Some interesting points by Ashley J. Tellis, who is an influential US foreign affairs expert and currently senior associate at Carnegie Endowment for International Peace – on Pakistan, Afghanistan, US and India scenario.

He says that it is Pakistan’s Afghanistan policy to support the Taliban. He goes further and discusses things in more detail on more topics.. take a look.

On the Civil and Military stand off

the present civil-military standoff actually was a long time coming. Right from the time of the Raymond Davis affair (the killing by a CIA official of two Pakistani armed men in Lahore on January 27, 2011), the divide between the civilians and the military began to grow ever deeper. It always existed, but the Davis episode, the Osama raid, and now Memogate, have only highlighted the fact that the two “executive” arms of the Pakistani state reside on different planets.

At its core, the divide is explained simply: the civilian government wants to transform Pakistan into a developmental state, wrest political supremacy away from the military and reach a new modus vivendi with Pakistan’s neighbours; the military, in contrast, wants to preserve Pakistan as a garrison state, protect its institutional and economic privileges and sustain a competitive relationship with Afghanistan and India, thereby justifying its continued supremacy in Pakistan’s political life.

Pakistan Military and Taliban’s relationship

The Pakistani military has reconciled itself to a representational office for the Taliban, but it still controls the most important levers necessary to shape the Quetta Shura’s (the Quetta-based Afghan Taliban’s top leadership) final decisions in regards to reconciliation: protection from US military action and operational, material, and, to a lesser degree, financial support.

On situation in Afghanistan and how Pak Military is working on it

Whatever happens in regard to Afghanistan will require the consent of the Pakistan Army, and I do not see the Army being decisively weakened because of the current crisis. In fact, it is the civilians who are fighting a rearguard battle to protect their turf — meaning, their all too modest decisional autonomy — which is opposed by an Army and a judiciary that are in cahoots.

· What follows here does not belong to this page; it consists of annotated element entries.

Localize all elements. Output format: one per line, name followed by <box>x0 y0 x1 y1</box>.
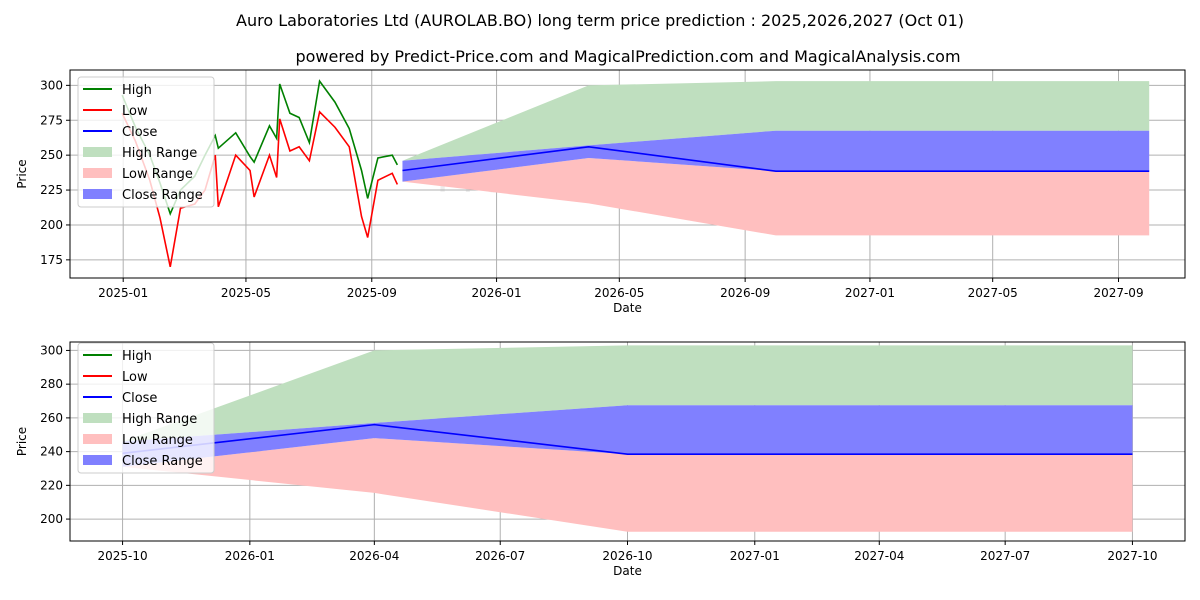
y-tick-label: 175 <box>40 253 63 267</box>
x-tick-label: 2025-09 <box>347 286 397 300</box>
x-tick-label: 2025-01 <box>98 286 148 300</box>
legend-swatch-close-range <box>83 189 112 199</box>
low-range-band <box>402 157 1150 236</box>
x-tick-label: 2027-07 <box>980 549 1030 563</box>
x-tick-label: 2026-04 <box>349 549 399 563</box>
x-tick-label: 2026-07 <box>475 549 525 563</box>
legend-swatch-low-range <box>83 168 112 178</box>
chart-title: Auro Laboratories Ltd (AUROLAB.BO) long … <box>236 11 964 30</box>
legend-label: Close <box>122 125 157 140</box>
legend-swatch-close-range <box>83 455 112 465</box>
x-tick-label: 2027-01 <box>845 286 895 300</box>
x-tick-label: 2026-01 <box>225 549 275 563</box>
x-tick-label: 2027-10 <box>1107 549 1157 563</box>
legend-label: High <box>122 349 152 364</box>
y-tick-label: 250 <box>40 148 63 162</box>
legend: High Low Close High Range Low Range Close Ran… <box>77 76 215 208</box>
y-tick-label: 200 <box>40 218 63 232</box>
y-tick-label: 300 <box>40 78 63 92</box>
y-tick-label: 220 <box>40 478 63 492</box>
axes-frame <box>69 341 1186 542</box>
legend-label: Close Range <box>122 454 203 469</box>
x-tick-label: 2026-05 <box>594 286 644 300</box>
plot-area <box>122 345 1133 532</box>
legend-swatch-high-range <box>83 147 112 157</box>
y-tick-label: 200 <box>40 512 63 526</box>
y-tick-label: 260 <box>40 411 63 425</box>
legend-swatch-low-range <box>83 434 112 444</box>
y-tick-label: 280 <box>40 377 63 391</box>
y-tick-label: 225 <box>40 183 63 197</box>
y-tick-label: 275 <box>40 113 63 127</box>
x-tick-label: 2026-01 <box>471 286 521 300</box>
low-line <box>121 110 399 267</box>
legend-label: Low Range <box>122 433 193 448</box>
legend-label: Low <box>122 104 148 119</box>
y-axis-label: Price <box>15 159 29 188</box>
x-axis-label: Date <box>613 564 642 578</box>
x-tick-label: 2025-10 <box>97 549 147 563</box>
y-axis-label: Price <box>15 427 29 456</box>
x-tick-label: 2027-05 <box>968 286 1018 300</box>
x-axis-label: Date <box>613 301 642 315</box>
x-tick-label: 2027-01 <box>730 549 780 563</box>
y-tick-label: 300 <box>40 343 63 357</box>
axes-frame <box>69 69 1186 279</box>
x-tick-label: 2027-09 <box>1093 286 1143 300</box>
x-tick-label: 2026-09 <box>720 286 770 300</box>
legend-label: Close Range <box>122 188 203 203</box>
close-range-band <box>402 130 1150 182</box>
legend: High Low Close High Range Low Range Close Ran… <box>77 342 215 474</box>
legend-label: Close <box>122 391 157 406</box>
axes-1: Predict-Price.com2025-012025-052025-0920… <box>15 69 1186 315</box>
close-line <box>402 145 1150 173</box>
close-line <box>122 423 1133 455</box>
y-tick-label: 240 <box>40 445 63 459</box>
x-tick-label: 2025-05 <box>221 286 271 300</box>
high-range-band <box>402 81 1150 161</box>
x-tick-label: 2027-04 <box>854 549 904 563</box>
legend-label: Low <box>122 370 148 385</box>
low-range-band <box>122 438 1133 532</box>
x-tick-label: 2026-10 <box>602 549 652 563</box>
legend-label: High <box>122 83 152 98</box>
legend-label: High Range <box>122 412 197 427</box>
axes-2: Predict-Price.com2025-102026-012026-0420… <box>15 341 1186 578</box>
high-range-band <box>122 345 1133 442</box>
legend-swatch-high-range <box>83 413 112 423</box>
plot-area <box>121 79 1150 267</box>
close-range-band <box>122 405 1133 467</box>
legend-label: Low Range <box>122 167 193 182</box>
chart-subtitle: powered by Predict-Price.com and Magical… <box>295 47 960 66</box>
legend-label: High Range <box>122 146 197 161</box>
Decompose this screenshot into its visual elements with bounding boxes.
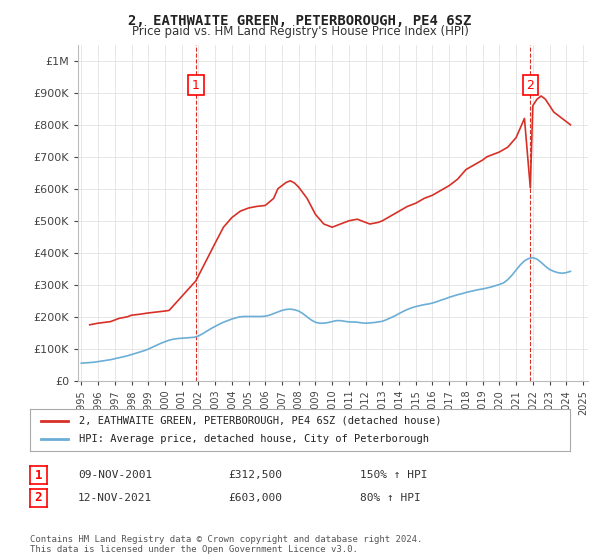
Text: 2: 2 — [35, 491, 42, 505]
Text: 12-NOV-2021: 12-NOV-2021 — [78, 493, 152, 503]
Text: 09-NOV-2001: 09-NOV-2001 — [78, 470, 152, 480]
Text: 2: 2 — [526, 78, 534, 92]
Text: £312,500: £312,500 — [228, 470, 282, 480]
Text: Contains HM Land Registry data © Crown copyright and database right 2024.
This d: Contains HM Land Registry data © Crown c… — [30, 535, 422, 554]
Text: 1: 1 — [192, 78, 200, 92]
Text: 2, EATHWAITE GREEN, PETERBOROUGH, PE4 6SZ (detached house): 2, EATHWAITE GREEN, PETERBOROUGH, PE4 6S… — [79, 416, 441, 426]
Text: £603,000: £603,000 — [228, 493, 282, 503]
Text: 80% ↑ HPI: 80% ↑ HPI — [360, 493, 421, 503]
Text: Price paid vs. HM Land Registry's House Price Index (HPI): Price paid vs. HM Land Registry's House … — [131, 25, 469, 38]
Text: 150% ↑ HPI: 150% ↑ HPI — [360, 470, 427, 480]
Text: 1: 1 — [35, 469, 42, 482]
Text: HPI: Average price, detached house, City of Peterborough: HPI: Average price, detached house, City… — [79, 434, 428, 444]
Text: 2, EATHWAITE GREEN, PETERBOROUGH, PE4 6SZ: 2, EATHWAITE GREEN, PETERBOROUGH, PE4 6S… — [128, 14, 472, 28]
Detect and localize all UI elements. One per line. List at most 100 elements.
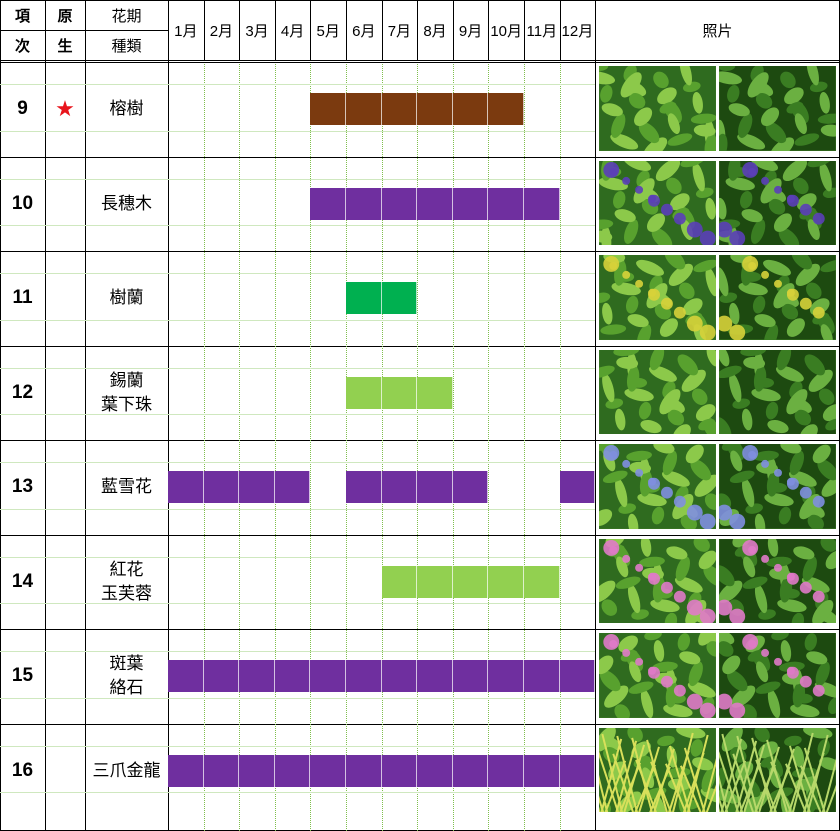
item-number: 9 [17,98,28,120]
flowering-bar-segment [381,754,418,787]
flowering-bar-segment [524,565,560,598]
flowering-bar-segment [452,754,489,787]
flowering-bar-segment [488,754,524,787]
flowering-bar-segment [488,187,524,220]
sub-row-line [0,367,595,369]
purple-shrub-photo [719,160,836,245]
month-guide-line [274,64,276,831]
species-name: 樹蘭 [85,253,168,344]
flowering-bar-segment [168,471,204,504]
grid-line [524,0,525,60]
grid-line [0,345,840,347]
item-number: 14 [11,570,34,592]
sub-row-line [0,792,595,793]
grid-line [0,723,840,725]
native-cell [45,442,85,533]
header-flowering-period: 花期 [111,7,142,25]
month-header: 9月 [458,22,483,40]
month-header: 2月 [209,22,234,40]
flowering-bar-segment [381,660,418,693]
grid-line [0,30,168,31]
sub-row-line [0,462,595,463]
month-guide-line [417,64,419,831]
month-header: 11月 [526,22,558,40]
month-guide-line [310,64,312,831]
pink-shrub-photo [719,538,836,623]
flowering-bar-segment [417,471,453,504]
grid-line [381,0,383,60]
month-guide-line [452,64,454,831]
grid-line [203,0,205,60]
sub-row-line [0,697,595,699]
grid-line [0,0,1,831]
banyan-tree-photo [719,66,836,151]
header-item-no-2: 次 [14,37,30,55]
header-species: 種類 [111,37,142,55]
grid-line [595,0,596,831]
flowering-bar-segment [452,93,489,126]
month-header: 8月 [423,22,447,40]
species-name-line: 長穗木 [101,193,152,213]
grid-line [0,62,840,63]
species-name-line: 葉下珠 [101,394,152,414]
flowering-bar-segment [274,754,311,787]
sub-row-line [0,603,595,604]
species-name: 錫蘭 葉下珠 [85,348,168,439]
grid-line [0,60,840,61]
banyan-leaves-photo [599,66,716,151]
flowering-bar-segment [452,471,489,504]
flowering-bar-segment [239,471,275,504]
flowering-bar-segment [452,187,489,220]
sub-row-line [0,414,595,415]
species-name: 榕樹 [85,64,168,155]
variegated-shrub-photo [719,633,836,718]
flowering-bar-segment [274,471,311,504]
species-name: 斑葉 絡石 [85,631,168,722]
species-name: 三爪金龍 [85,726,168,817]
species-name-line: 藍雪花 [101,477,152,497]
flowering-bar-segment [524,754,560,787]
flowering-bar-segment [346,660,382,693]
native-cell [45,631,85,722]
hanging-fruit-photo [599,349,716,434]
species-name-line: 絡石 [109,678,144,698]
flowering-bar-segment [203,660,240,693]
green-shrub-photo [719,255,836,340]
species-name: 長穗木 [85,159,168,250]
flowering-bar-segment [346,187,382,220]
pink-flower-silver-leaf-photo [599,538,716,623]
flowering-bar-segment [346,93,382,126]
grid-line [0,534,840,536]
month-guide-line [239,64,241,831]
sub-row-line [0,84,595,85]
blue-plumbago-photo [599,444,716,529]
grid-line [274,0,276,60]
grid-line [0,0,840,1]
flowering-bar-segment [203,471,240,504]
month-header: 5月 [316,22,340,40]
month-guide-line [524,64,525,831]
flowering-bar-segment [452,565,489,598]
flowering-bar-segment [417,565,453,598]
flowering-bar-segment [346,376,382,409]
sub-row-line [0,508,595,510]
variegated-leaf-photo [599,633,716,718]
header-photos: 照片 [702,22,733,40]
yellow-grass-photo [599,727,716,812]
flowering-bar-segment [452,660,489,693]
grid-line [559,0,561,60]
flowering-bar-segment [559,660,596,693]
purple-flower-photo [599,160,716,245]
month-guide-line [381,64,383,831]
species-name-line: 三爪金龍 [92,760,161,780]
flowering-bar-segment [381,282,418,315]
green-grass-photo [719,727,836,812]
header-item-no: 項 [14,7,30,25]
grid-line [310,0,312,60]
grid-line [0,251,840,252]
species-name-line: 紅花 [109,559,144,579]
sub-row-line [0,130,595,132]
month-header: 7月 [387,22,412,40]
item-number: 13 [11,476,34,498]
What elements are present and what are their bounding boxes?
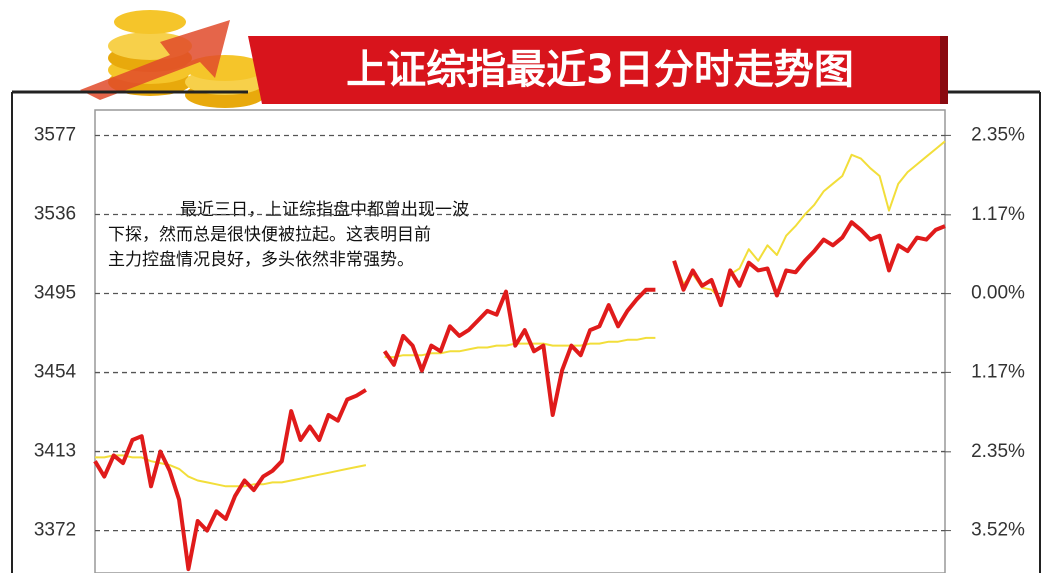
y-tick-label: 3577 xyxy=(34,124,76,145)
y2-tick-label: 2.35% xyxy=(971,124,1025,145)
annotation-line: 最近三日，上证综指盘中都曾出现一波 xyxy=(180,200,469,220)
y-tick-label: 3372 xyxy=(34,520,76,541)
y2-tick-label: 0.00% xyxy=(971,283,1025,304)
series-line xyxy=(93,220,946,572)
y2-tick-label: 1.17% xyxy=(971,204,1025,225)
banner-edge xyxy=(940,36,948,104)
y2-tick-label: 1.17% xyxy=(971,361,1025,382)
plot-area xyxy=(94,109,946,573)
y-tick-label: 3454 xyxy=(34,362,77,383)
annotation-line: 主力控盘情况良好，多头依然非常强势。 xyxy=(108,250,414,270)
coin-icon xyxy=(80,10,265,108)
y-tick-label: 3495 xyxy=(34,283,76,304)
y2-tick-label: 2.35% xyxy=(971,441,1025,462)
annotation-line: 下探，然而总是很快便被拉起。这表明目前 xyxy=(108,225,431,245)
chart-title: 上证综指最近3日分时走势图 xyxy=(346,47,854,93)
y2-tick-label: 3.52% xyxy=(971,520,1025,541)
y-tick-label: 3536 xyxy=(34,204,76,225)
title-banner xyxy=(248,36,948,104)
y-tick-label: 3413 xyxy=(34,441,76,462)
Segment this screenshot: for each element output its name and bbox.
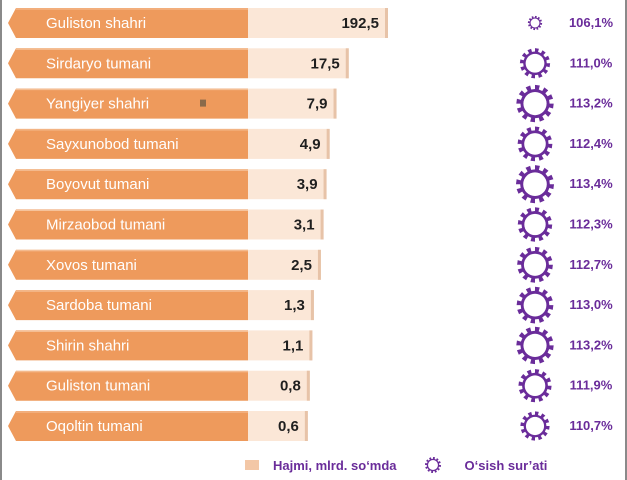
growth-gear-1-hole [525, 53, 545, 73]
growth-label-1: 111,0% [570, 55, 613, 70]
growth-label-6: 112,7% [569, 257, 613, 272]
value-panel-10 [248, 411, 308, 441]
growth-gear-6-hole [523, 253, 547, 276]
growth-gear-5-hole [524, 213, 546, 236]
value-label-6: 2,5 [291, 257, 312, 274]
value-panel-edge-8 [309, 330, 313, 361]
right-frame-border [625, 0, 627, 480]
legend-gear-hole [427, 460, 438, 470]
legend-volume-swatch [245, 460, 259, 470]
category-bar-2 [8, 88, 248, 119]
value-panel-edge-4 [323, 169, 327, 200]
category-bar-4 [8, 169, 248, 200]
growth-gear-4 [515, 165, 555, 204]
value-label-7: 1,3 [284, 297, 305, 314]
value-panel-4 [248, 169, 327, 200]
growth-gear-7-hole [523, 293, 547, 317]
value-label-9: 0,8 [280, 378, 301, 395]
legend-growth-label: O‘sish sur’ati [464, 457, 548, 473]
growth-gear-1 [519, 48, 551, 79]
category-label-7: Sardoba tumani [46, 297, 152, 314]
growth-label-2: 113,2% [569, 96, 613, 111]
growth-label-4: 113,4% [569, 176, 613, 191]
value-label-1: 17,5 [311, 55, 340, 72]
value-label-5: 3,1 [294, 217, 315, 234]
growth-gear-10-hole [525, 416, 545, 436]
growth-gear-4-hole [523, 172, 547, 196]
category-bar-6 [8, 249, 248, 280]
category-bar-1 [8, 48, 248, 79]
chart-canvas: Guliston shahri 192,5 106,1% Sirdaryo tuman… [8, 8, 614, 441]
small-marker-icon [200, 99, 206, 107]
value-panel-edge-10 [304, 411, 308, 441]
growth-gear-10 [520, 411, 550, 441]
growth-gear-2-hole [523, 92, 547, 116]
growth-gear-8 [516, 326, 554, 365]
value-panel-edge-9 [306, 370, 310, 401]
category-label-4: Boyovut tumani [46, 176, 149, 193]
category-bar-5 [8, 209, 248, 240]
value-panel-edge-5 [320, 209, 324, 240]
growth-gear-3-hole [524, 133, 546, 155]
legend-volume-label: Hajmi, mlrd. so‘mda [273, 457, 397, 473]
legend-gear-icon [423, 455, 443, 475]
growth-gear-9 [518, 369, 552, 403]
value-label-3: 4,9 [300, 136, 321, 153]
growth-label-5: 112,3% [569, 217, 613, 232]
category-bar-0 [8, 8, 248, 38]
growth-label-9: 111,9% [570, 378, 613, 393]
category-label-2: Yangiyer shahri [46, 96, 149, 113]
category-label-8: Shirin shahri [46, 337, 129, 354]
category-bar-7 [8, 290, 248, 321]
growth-label-7: 113,0% [569, 297, 613, 312]
value-panel-6 [248, 249, 321, 280]
value-label-10: 0,6 [278, 418, 299, 435]
category-bar-9 [8, 370, 248, 401]
value-panel-edge-7 [310, 290, 314, 321]
value-panel-edge-3 [326, 128, 330, 159]
value-panel-edge-0 [385, 8, 388, 38]
category-label-10: Oqoltin tumani [46, 418, 143, 435]
growth-gear-0-hole [530, 18, 540, 28]
value-panel-5 [248, 209, 324, 240]
category-bar-3 [8, 128, 248, 159]
value-panel-8 [248, 330, 313, 361]
category-label-1: Sirdaryo tumani [46, 55, 151, 72]
growth-label-0: 106,1% [569, 15, 614, 30]
growth-gear-3 [517, 126, 553, 162]
value-panel-1 [248, 48, 349, 79]
left-frame-border [0, 0, 2, 480]
growth-gear-0 [527, 15, 543, 31]
value-panel-0 [248, 8, 388, 38]
value-panel-2 [248, 88, 337, 119]
growth-label-3: 112,4% [569, 136, 613, 151]
category-bar-10 [8, 411, 248, 441]
value-label-0: 192,5 [341, 15, 379, 32]
category-label-0: Guliston shahri [46, 15, 146, 32]
value-label-4: 3,9 [297, 176, 318, 193]
category-label-9: Guliston tumani [46, 378, 150, 395]
value-label-8: 1,1 [283, 337, 304, 354]
legend-gear [424, 457, 441, 473]
value-panel-9 [248, 370, 310, 401]
legend: Hajmi, mlrd. so‘mda O‘sish sur’ati [245, 454, 547, 476]
value-panel-7 [248, 290, 314, 321]
growth-label-10: 110,7% [569, 418, 613, 433]
value-label-2: 7,9 [307, 96, 328, 113]
growth-gear-6 [517, 246, 553, 283]
growth-gear-7 [516, 286, 554, 324]
growth-gear-2 [516, 84, 554, 123]
value-panel-edge-2 [333, 88, 337, 119]
category-bar-8 [8, 330, 248, 361]
growth-gear-9-hole [524, 375, 546, 396]
growth-label-8: 113,2% [569, 337, 613, 352]
growth-gear-8-hole [523, 333, 547, 357]
category-label-6: Xovos tumani [46, 257, 137, 274]
category-label-5: Mirzaobod tumani [46, 217, 165, 234]
value-panel-edge-1 [345, 48, 349, 79]
growth-gear-5 [517, 207, 553, 242]
category-label-3: Sayxunobod tumani [46, 136, 179, 153]
value-panel-edge-6 [317, 249, 321, 280]
value-panel-3 [248, 128, 330, 159]
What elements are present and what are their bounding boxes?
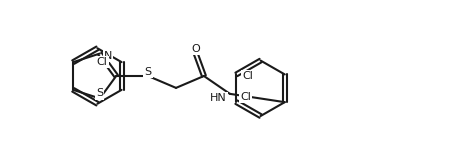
Text: S: S	[145, 67, 152, 77]
Text: S: S	[96, 88, 103, 98]
Text: Cl: Cl	[240, 92, 251, 102]
Text: Cl: Cl	[243, 71, 253, 81]
Text: O: O	[192, 44, 200, 54]
Text: HN: HN	[210, 93, 227, 103]
Text: Cl: Cl	[97, 57, 108, 67]
Text: N: N	[104, 50, 112, 60]
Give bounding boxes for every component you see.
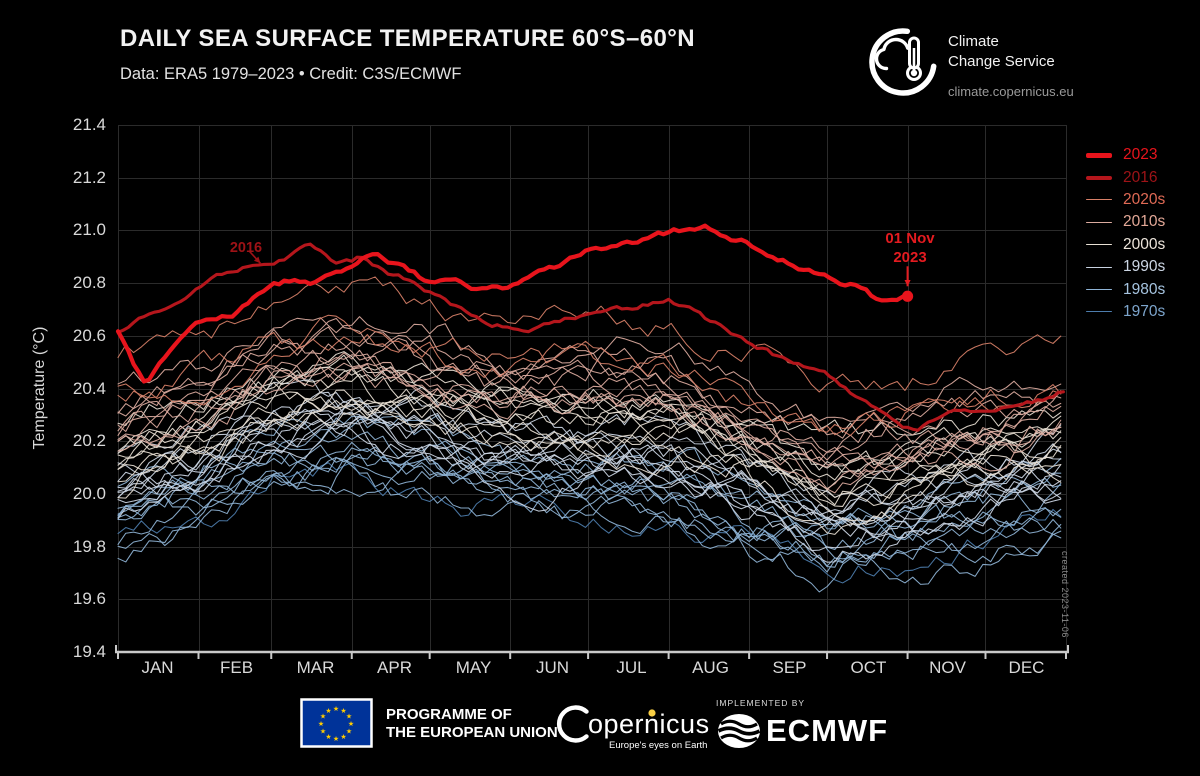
- svg-text:★: ★: [348, 720, 354, 728]
- svg-text:★: ★: [333, 705, 339, 713]
- legend-line-swatch: [1086, 199, 1112, 201]
- legend-line-swatch: [1086, 266, 1112, 268]
- copernicus-logo: opernicus Europe's eyes on Earth: [556, 705, 710, 751]
- x-tick-label: APR: [377, 658, 412, 677]
- annotation-01-nov-2023: 01 Nov 2023: [872, 229, 948, 267]
- y-tick-label: 19.8: [72, 536, 106, 556]
- svg-text:★: ★: [333, 735, 339, 743]
- x-tick-label: OCT: [850, 658, 887, 677]
- page-subtitle: Data: ERA5 1979–2023 • Credit: C3S/ECMWF: [120, 65, 462, 83]
- x-tick-label: NOV: [929, 658, 966, 677]
- legend-item: 1980s: [1086, 278, 1196, 300]
- programme-line2: THE EUROPEAN UNION: [386, 724, 558, 741]
- eu-flag-icon: ★ ★★ ★★★ ★★★ ★★★: [300, 698, 373, 748]
- svg-text:★: ★: [320, 728, 326, 736]
- legend-item: 2000s: [1086, 234, 1196, 256]
- x-tick-label: FEB: [219, 658, 254, 677]
- logo-url: climate.copernicus.eu: [948, 84, 1074, 99]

On Pakistan Army’s future adventurism

Instability in Pakistan is always bad news for India — but I do not think diversionary military adventures are the biggest danger right now. The Pakistani Army currently has its hands full with problems in the tribal areas and in Balochistan; the situation in Afghanistan is highly uncertain; the US is thoroughly disenchanted with the Pakistani military; and the economy is in crisis.

All told, this is an awful time even for a diversionary military provocation, especially given that none of Pakistan’s previous stunts have ever come out right.